Ein schwerer Unfall, eine Naturkatastrophe, der Verlust eines geliebten Menschen, Krieg und Gewalt: Das Erleben oder Beobachten solcher Ereignisse kann der Seele eine große Verletzung zufügen. Die Symptome der sogenannten Posttraumatischen Belastungsstörung (PTBS) können das tägliche Leben erheblich beeinträchtigen. Sie können unmittelbar nach dem traumatischen Ereignis auftreten, aber auch erst Monate oder sogar Jahre später.

Im Lauf ihres Lebens erkranken knapp acht Prozent aller Menschen an einer PTBS, wobei Frauen häufiger betroffen sind als Männer. Es gibt jedoch gute Aussichten auf Heilung. „Je eher eine PTBS professionell psychotherapeutisch behandelt wird, desto größer ist die Wahrscheinlichkeit, den Alltag wieder normal gestalten zu können“, sagt Professor Jürgen Deckert, Direktor der Klinik und Poliklinik für Psychiatrie, Psychosomatik und Psychotherapie am Uniklinikum Würzburg (UKW), die einen ihrer Schwerpunkte auf die Erforschung und Behandlung von PTBS gelegt hat.

Erst kürzlich war Jürgen Deckert mit seinem Team an der Veröffentlichung neuer Erkenntnisse beteiligt, die das Verständnis der biologischen Grundlagen einer PTBS verbessern und neue Wege für die Forschung und Behandlung eröffnen.
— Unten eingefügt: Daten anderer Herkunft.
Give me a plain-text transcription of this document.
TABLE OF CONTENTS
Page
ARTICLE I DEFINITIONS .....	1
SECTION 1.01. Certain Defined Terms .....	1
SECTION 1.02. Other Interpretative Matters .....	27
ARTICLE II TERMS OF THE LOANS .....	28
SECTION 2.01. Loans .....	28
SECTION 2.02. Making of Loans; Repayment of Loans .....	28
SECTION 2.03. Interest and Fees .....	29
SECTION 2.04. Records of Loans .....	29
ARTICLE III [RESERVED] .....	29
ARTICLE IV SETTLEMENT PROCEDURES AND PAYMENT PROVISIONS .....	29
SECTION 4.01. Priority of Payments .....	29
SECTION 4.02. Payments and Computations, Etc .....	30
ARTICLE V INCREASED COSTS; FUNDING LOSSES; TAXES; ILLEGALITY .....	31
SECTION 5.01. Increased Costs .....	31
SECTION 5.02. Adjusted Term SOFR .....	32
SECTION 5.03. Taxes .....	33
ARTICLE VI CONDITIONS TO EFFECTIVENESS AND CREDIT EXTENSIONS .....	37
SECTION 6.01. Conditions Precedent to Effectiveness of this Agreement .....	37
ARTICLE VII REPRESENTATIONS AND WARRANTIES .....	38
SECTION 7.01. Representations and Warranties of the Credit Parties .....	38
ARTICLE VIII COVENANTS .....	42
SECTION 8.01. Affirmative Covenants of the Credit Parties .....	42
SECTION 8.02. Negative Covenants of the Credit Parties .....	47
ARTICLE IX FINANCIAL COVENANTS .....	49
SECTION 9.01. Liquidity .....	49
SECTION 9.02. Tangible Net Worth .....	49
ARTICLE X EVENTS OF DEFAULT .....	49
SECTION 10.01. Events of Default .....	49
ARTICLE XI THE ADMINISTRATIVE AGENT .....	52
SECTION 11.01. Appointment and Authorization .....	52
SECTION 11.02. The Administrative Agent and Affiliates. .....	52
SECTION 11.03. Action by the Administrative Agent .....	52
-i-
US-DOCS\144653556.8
95 genetische Bereiche entdeckt, die mit PTBS in Verbindung stehen

In einer im Journal Nature Genetics veröffentlichten Studie analysierte das Psychiatric Genomic Konsortium, zu dem auch Mitglieder des Würzburger Zentrums für Psychische Gesundheit (ZEP) gehören, die genetischen Merkmale von PTBS. „Veranlagungsfaktoren können die Menschen resilienter oder vulnerabler gegenüber Extremerfahrungen machen“, erläutert Jürgen Deckert. „Nicht alle entwickeln nach einem traumatischen Ereignis eine Posttraumatische Belastungsstörung.“

Insgesamt wurden die Daten von mehr als 1,2 Millionen Menschen unterschiedlicher Herkunft analysiert. Von den 95 entdeckten genetischen Bereichen, die mit PTBS in Verbindung stehen, waren 80 zuvor unbekannt.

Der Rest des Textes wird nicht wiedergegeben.